Bulging outward overhead, like the counter of
some huge battleship, a great mass of solid granite heaved unbroken
above them, forming a recess or cave, in which they were secure
against arrow, shot, or stone from the crest of the lofty, almost
vertical walls of the vast and gloomy canon. Well back under this
natural shelter, basined in the hollowed rock, a blessed pool of fair
water lay unwrinkled by even a flutter of breeze. Relic of the early
springtime and the melting snows, it had been caught and imprisoned
here after the gradually failing stream had trickled itself into
nothingness. One essential, one comfort then had not been denied the
beleaguered few, but it was about the only one. Water for drink, for
fevered wounds and burning throats, they had in abundance; but the
last "hardtack" had been shared, the last scrap of bacon long since
devoured. Of the once-abundant rations only coffee grains were left.

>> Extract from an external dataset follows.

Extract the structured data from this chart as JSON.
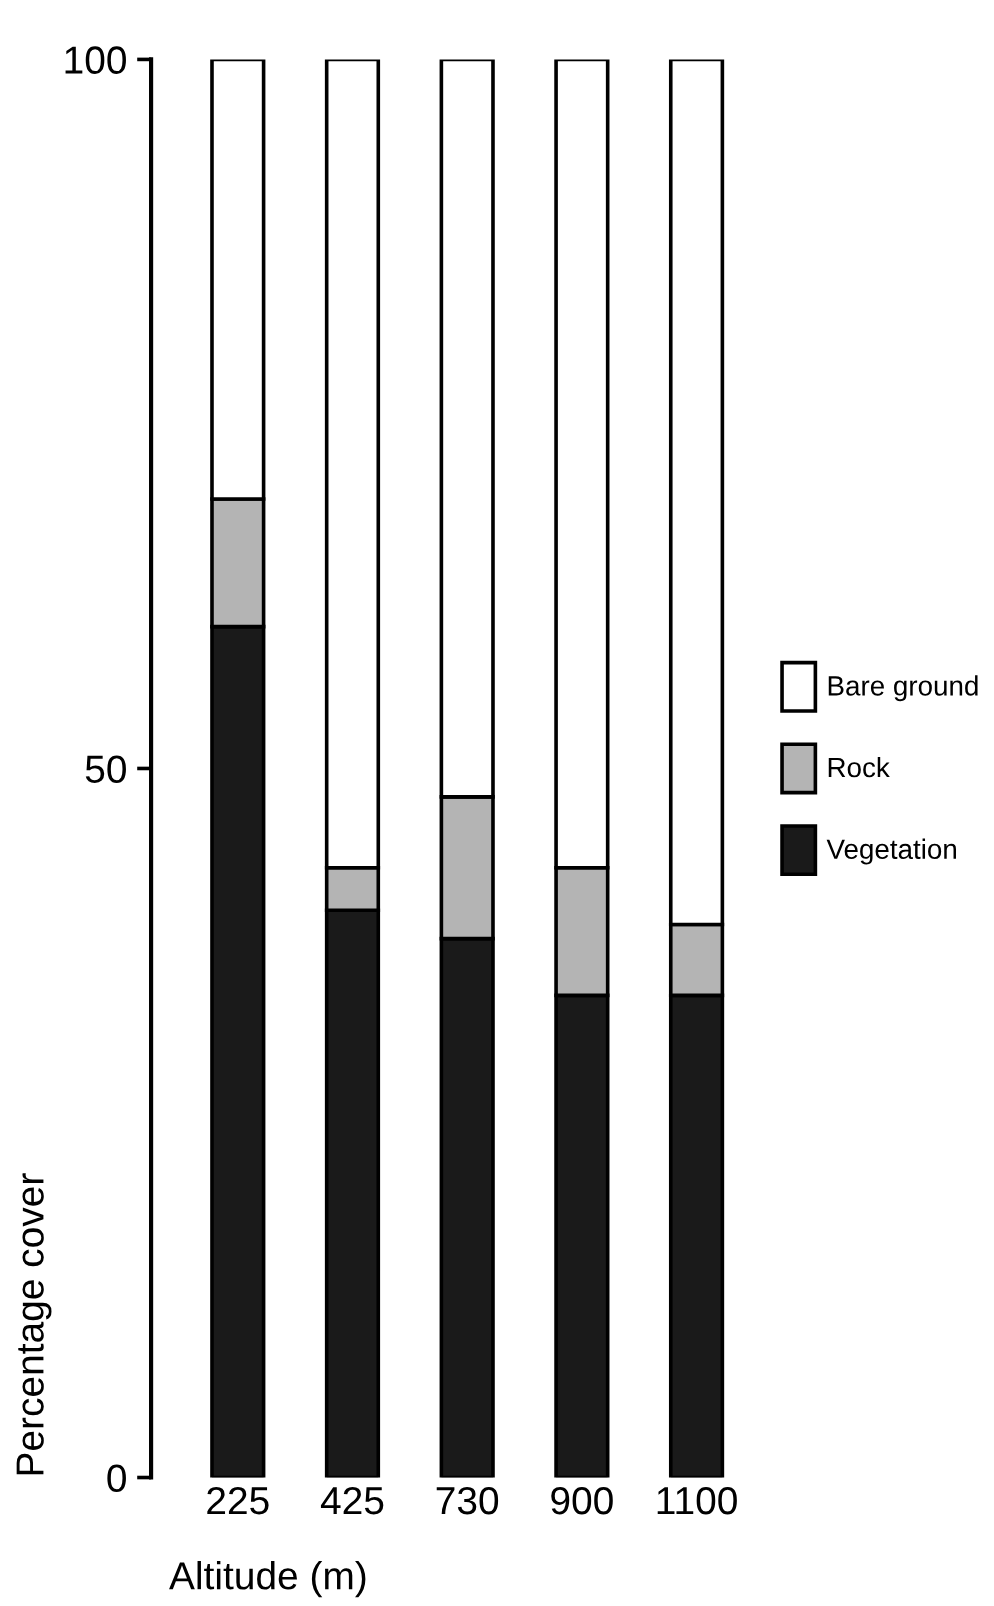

Of the cartridge-crammed "thimble belts," with which they had entered
the canon and the Apache trap, only three contained so much as a
single copper cylinder, stopped by its forceful lead. These three
belonged to troopers, two of whom, at least, would never have use for
them again. One of these, poor Jerry Kent, lay buried beneath the
little cairn of rocks in still another cavelike recess a dozen yards
away, hidden there by night, when prowling Apaches could not see the
sorrowing burial party and crush them with bowlders heaved over the
precipice above, or shoot them down with whistling lead or
steel-tipped arrow from some safe covert in the rocky walls.